Florida-Georgia festivities at The Jacksonville Landing have been a tradition since time immemorial, or at least since the waterfront mall was built in the late 1980s. All that may change this year. In an Oct. 17 story, David Bauerlein of The Florida Times-Union reported that City Hall is imposing restrictions on said festivities for the first time. Those restrictions have both parties locked in litigation.
First and foremost, the city (which owns the land on which the mall is built) requires that The Landing’s owners, Jacksonville Landing Investments (owned by the Sleiman family), file for a special events permit. The only problem is timing. The game goes down Oct. 27, tailgate party or no tailgate party. In order to file the permit application 90 days in advance, as the new rules stipulate, the Sleimans would need a time machine.
The Landing did file an application, on Oct. 1, and then promptly began advertising. This drew the ire of city officials, who argue that The Landing was notified about the permit process back in June, giving the Sleimans plenty of time to file.
Either way, the clock is ticking.
“Circuit Court Judge Kevin Blazs heard arguments Wednesday from attorneys for The Landing and the city,” Bauerlein wrote. “Blazs asked each side to give him its proposed orders in 20 days, so his ruling will take place after the Florida-Georgia game. Until then, the city will make the decision on whether it grants a permit for The Landing in connection with Florida-Georgia.”
That means the ball is in the city’s court, which doesn’t bode well for The Landing. Bauerlein noted that “[t]he dispute is part of a larger courtroom battle over whether the city can evict the mall’s owners from the city-owned land.” This is just one chapter in an ongoing saga of litigation—a saga that was recently interrupted by tragedy on Aug. 26, when a mass shooting unfolded at a video game tournament hosted on the property.
GET OUT AND WALK
Meanwhile, the Council on Aging of Clay County has fired its Executor Director Al Rizer over the organization’s ongoing financial problems. Those problems stem from the Council’s side hustle, Clay Transit. With a confused mandate mixing up senior services and public transportation, it’s no surprise the agency has been hemorrhaging money for years.
Nick Blank of Clay Today has kept his eye on these developments since the first rumblings of financial trouble. Blank’s Oct. 17 story reported Rizer’s removal; the director had been serving as head of the Council on and off since 2008. Chief Financial Officer Megan Villavicencio resigned the very morning of the meeting at which Rizer’s ouster was announced.
Blank quoted Council President John Bowles, who “said a change in leadership was needed in the organization with the serious accounting problems.”
“It’s simply a business decision. It has nothing to do with personalities, because we all know each other and worked together for years,” Bowles said. “We hate that it comes down to this.”

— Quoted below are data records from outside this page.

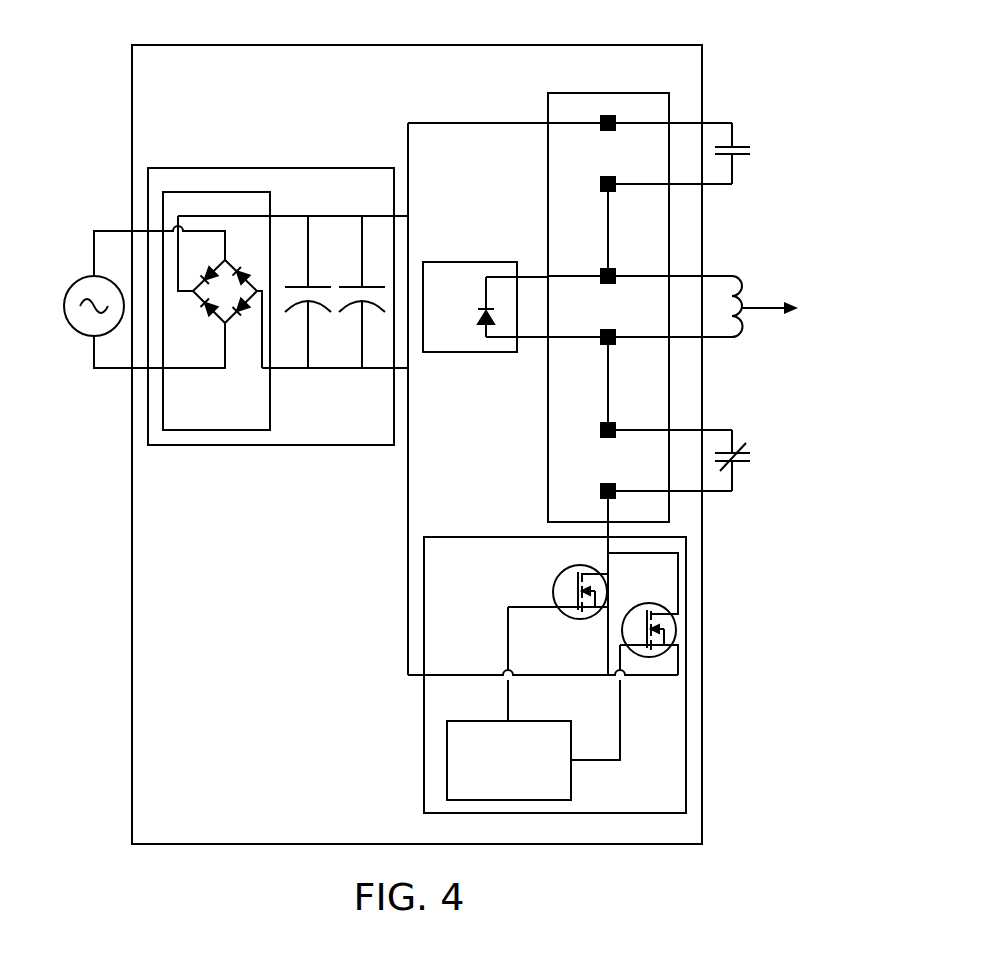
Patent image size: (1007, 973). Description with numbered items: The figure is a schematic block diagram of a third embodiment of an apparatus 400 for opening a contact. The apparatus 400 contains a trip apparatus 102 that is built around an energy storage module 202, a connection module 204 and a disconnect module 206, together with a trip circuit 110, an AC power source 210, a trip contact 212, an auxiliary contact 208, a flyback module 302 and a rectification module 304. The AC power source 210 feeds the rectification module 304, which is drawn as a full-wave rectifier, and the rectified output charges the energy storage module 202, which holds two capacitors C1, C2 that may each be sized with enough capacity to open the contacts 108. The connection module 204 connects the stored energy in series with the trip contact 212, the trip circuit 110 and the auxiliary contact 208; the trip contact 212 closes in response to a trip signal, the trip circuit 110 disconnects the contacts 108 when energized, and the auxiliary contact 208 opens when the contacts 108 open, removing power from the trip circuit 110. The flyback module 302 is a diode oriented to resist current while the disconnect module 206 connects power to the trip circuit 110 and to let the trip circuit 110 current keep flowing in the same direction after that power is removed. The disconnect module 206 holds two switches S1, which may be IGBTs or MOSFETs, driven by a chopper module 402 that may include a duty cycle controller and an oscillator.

The apparatus 400 is at (117, 45).
The trip apparatus 102 is at (417, 444).
The energy storage module 202 is at (271, 306).
The rectification module 304 is at (216, 311).
The AC power source 210 is at (123, 329).
The trip contact 212 is at (768, 153).
The trip circuit 110 is at (760, 276).
The contacts 108 is at (795, 332).
The flyback module 302 is at (485, 307).
The connection module 204 is at (570, 384).
The auxiliary contact 208 is at (773, 459).
The disconnect module 206 is at (555, 675).
The chopper module 402 is at (509, 760).
The capacitor C1 is at (305, 292).
The capacitor C2 is at (360, 292).
The switch S1 is at (593, 608).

But it’s not ‘simply a business decision.’ In addition to running the public bus system, the Council is required by law to provide transport to the underserved as well. “Bowles said senior services would not be affected by the transportation services’ deficit as the council considered cuts,” Blank observed.
KING’S GRANT NOT GRANTED
The St. Johns County Commission has dealt another blow to a proposed development that has been drawing criticism for years.
“In something of a surprise,” The St. Augustine Record’s Stuart Korfhage wrote in an Oct. 16 story, “the St. Johns County Commission voted against a proposal to settle the lawsuit by the King’s Grant developers, dealing another setback to the 999-home development.”
King’s Grant has been in the works for years, and it has been resisted for just as long. Its developers dreamed up a massive, 770-acre mixed-use development at S.R. 206 and I-95. They faced regulatory headwinds from the start. Turns out, St. Johns County doesn’t need any more sprawl.
A 2015 vote was close, with three Commissioners voting in favor of and two against preliminary rezoning to prepare the ground for King’s Grant. The latest vote, this one to move the project through a courtroom impasse, was unequivocal. One former “yes” vote even moved to the “no” column.
“On Tuesday, the vote was 4-1 to deny the settlement agreement,” Korfhage reported. “What was most surprising was that Commissioner Jimmy Johns, who voted in favor of the development in 2015, voted against settling. Also, Commissioner Jay Morris was the only one in favor of the settlement, even though he voted against the development in 2015.”
Litigation will continue, but the Grant’s future looks grim.